「霜降り肉」はビタミンA欠乏で作る!

ビタミン欠乏で作る!「霜降り肉」の衝撃事実
昨日に続いて今日も「WAGYU」の話です。霜降り肉を持つウシは、βカロテンを含む生きた緑の葉を与えずに、ビタミンA欠乏症にして作ります。これは、霜降り肉のイメージを下げるので、メディアはほとんど報道しませんが、業界では周知の事実です。以下は、その現状を解説した2016年の記事の抜粋です。


肉に含まれる粗脂肪量が50%を超えるような牛肉がどのようにして生まれたのか、大きく2つの要因がある。まずひとつは品種改良というもので、サシが入りやすい血統の牛を選抜していくことで昔よりもサシが多量に入るようにしたこと。もうひとつが、人為的にサシを入れる技術であるビタミンコントロールだ。

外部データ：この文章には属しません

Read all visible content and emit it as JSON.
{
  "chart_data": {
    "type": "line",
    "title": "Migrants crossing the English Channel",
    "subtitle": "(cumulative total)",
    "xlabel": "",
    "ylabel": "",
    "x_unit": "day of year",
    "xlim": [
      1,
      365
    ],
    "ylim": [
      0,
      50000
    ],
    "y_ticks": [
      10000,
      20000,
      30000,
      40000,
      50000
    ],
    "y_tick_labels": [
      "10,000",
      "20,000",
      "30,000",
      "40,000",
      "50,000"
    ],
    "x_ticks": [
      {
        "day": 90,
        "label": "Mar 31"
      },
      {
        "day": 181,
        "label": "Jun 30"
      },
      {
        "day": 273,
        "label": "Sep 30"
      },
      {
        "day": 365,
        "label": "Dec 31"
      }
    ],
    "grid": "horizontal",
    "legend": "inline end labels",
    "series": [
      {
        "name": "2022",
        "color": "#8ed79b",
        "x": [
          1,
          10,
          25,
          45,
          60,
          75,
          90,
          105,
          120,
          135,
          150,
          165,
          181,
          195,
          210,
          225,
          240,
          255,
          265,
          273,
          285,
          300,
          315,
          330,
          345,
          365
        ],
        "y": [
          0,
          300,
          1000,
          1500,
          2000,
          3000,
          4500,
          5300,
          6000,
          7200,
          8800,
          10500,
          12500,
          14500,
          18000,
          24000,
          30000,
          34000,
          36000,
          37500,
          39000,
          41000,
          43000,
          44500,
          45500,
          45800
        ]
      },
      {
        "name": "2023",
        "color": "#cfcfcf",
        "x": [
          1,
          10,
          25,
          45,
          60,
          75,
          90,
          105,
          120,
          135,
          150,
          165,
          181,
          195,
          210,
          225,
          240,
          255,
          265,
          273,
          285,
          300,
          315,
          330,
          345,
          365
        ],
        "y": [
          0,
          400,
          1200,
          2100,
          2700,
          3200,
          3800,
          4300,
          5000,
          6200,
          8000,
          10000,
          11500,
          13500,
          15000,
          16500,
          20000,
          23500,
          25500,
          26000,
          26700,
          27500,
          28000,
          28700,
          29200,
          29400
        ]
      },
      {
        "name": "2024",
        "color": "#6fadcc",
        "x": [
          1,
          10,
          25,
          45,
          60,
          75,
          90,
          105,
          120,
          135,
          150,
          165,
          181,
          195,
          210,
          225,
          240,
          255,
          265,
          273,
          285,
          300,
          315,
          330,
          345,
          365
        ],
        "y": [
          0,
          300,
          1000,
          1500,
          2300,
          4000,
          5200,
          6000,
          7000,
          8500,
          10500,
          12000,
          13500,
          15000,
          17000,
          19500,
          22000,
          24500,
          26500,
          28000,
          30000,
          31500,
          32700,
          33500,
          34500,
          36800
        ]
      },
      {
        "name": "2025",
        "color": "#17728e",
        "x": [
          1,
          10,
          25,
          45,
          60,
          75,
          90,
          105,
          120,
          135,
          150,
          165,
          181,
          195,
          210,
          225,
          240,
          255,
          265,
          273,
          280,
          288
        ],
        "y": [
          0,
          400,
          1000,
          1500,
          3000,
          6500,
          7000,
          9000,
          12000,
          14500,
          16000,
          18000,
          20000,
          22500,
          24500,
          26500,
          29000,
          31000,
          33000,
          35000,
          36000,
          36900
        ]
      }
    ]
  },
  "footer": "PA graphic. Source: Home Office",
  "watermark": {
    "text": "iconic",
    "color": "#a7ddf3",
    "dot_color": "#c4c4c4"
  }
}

どんなものか。実際には「コントロール」というよりも「ビタミン欠乏」と言ったほうがよい。肥育期間をいくつかに分けたうちの中期と呼ばれる段階で、餌に含まれるビタミンAを制限、つまり与えないようにする。

ただし、おわかりのとおり、ビタミンAは必須栄養素である。それを制限しすぎると、当然ながら牛に悪影響を及ぼすこともある。そこで、健康状態は保ちつつもサシや肉の歩留まりを向上できるようなギリギリの欠乏状態を保つというのが「ビタミンコントロール」なのである。ただし「コントロールしている」とはいえ、ビタミン欠乏が一定以上になると、牛の目が見えなくなったりと、さまざまな病気が発生しやすくなる。粗脂肪量が50%以上にもなるのだから、ビタミン欠乏以外の要因によっても、肉牛の体調は悪くなる。

やはり、一時的にビタミンAを欠乏させることでサシを入れるということを聞いて、快いと感じる人もあまりいないだろう。近年、欧米で叫ばれているアニマル・ウェルフェア(動物福祉)の観点からも、批判されてしまいそうな技術である。


以前、モンゴルから来た留学生が神戸ビーフのウシをどのように育てているのか知りたいと言ったので、神戸大学の農学部の先生数人に質問してみました。しかし、誰も答えてくれませんでした。ビールを飲ませて大切に育てるなどと思っている先生もいました。

いろいろ調べて、農業高校に畜産コースがあることを知り、ある農業高校に問い合わせたところ、担当の先生は非常に親切に対応していただき、見学もさせていただきました。農業高校では、学生実習用の牛舎があり肉牛用の和牛を飼っていました。そこで初めてウシをビタミンA欠乏にするとサシが入ることを知りました。種牛に選ばれたウシ以外のすべてのオスは生まれてすぐに去勢されることも知りました。その方が肉が柔らかくなるそうです。

農業高校の先生によると、肉牛用のウシでなくても、例えば乳牛用のホルスタインでも、ビタミンA欠乏にすればサシが入るそうです。肉牛用のウシは一定間隔をおいて採血し、健康を害さない程度に血中ビタミンA値が低いことをモニターしながら育てるそうです。ちなみに、このようなウシでは対光反射がかなり遅くなるそうで、対光反射の時間でおおよそのビタミンA血中濃度がわかるという研究報告までありました(研究報告をみる)。

この事実を知ってから、それほど霜降り肉を食べたいと思わなくなりました。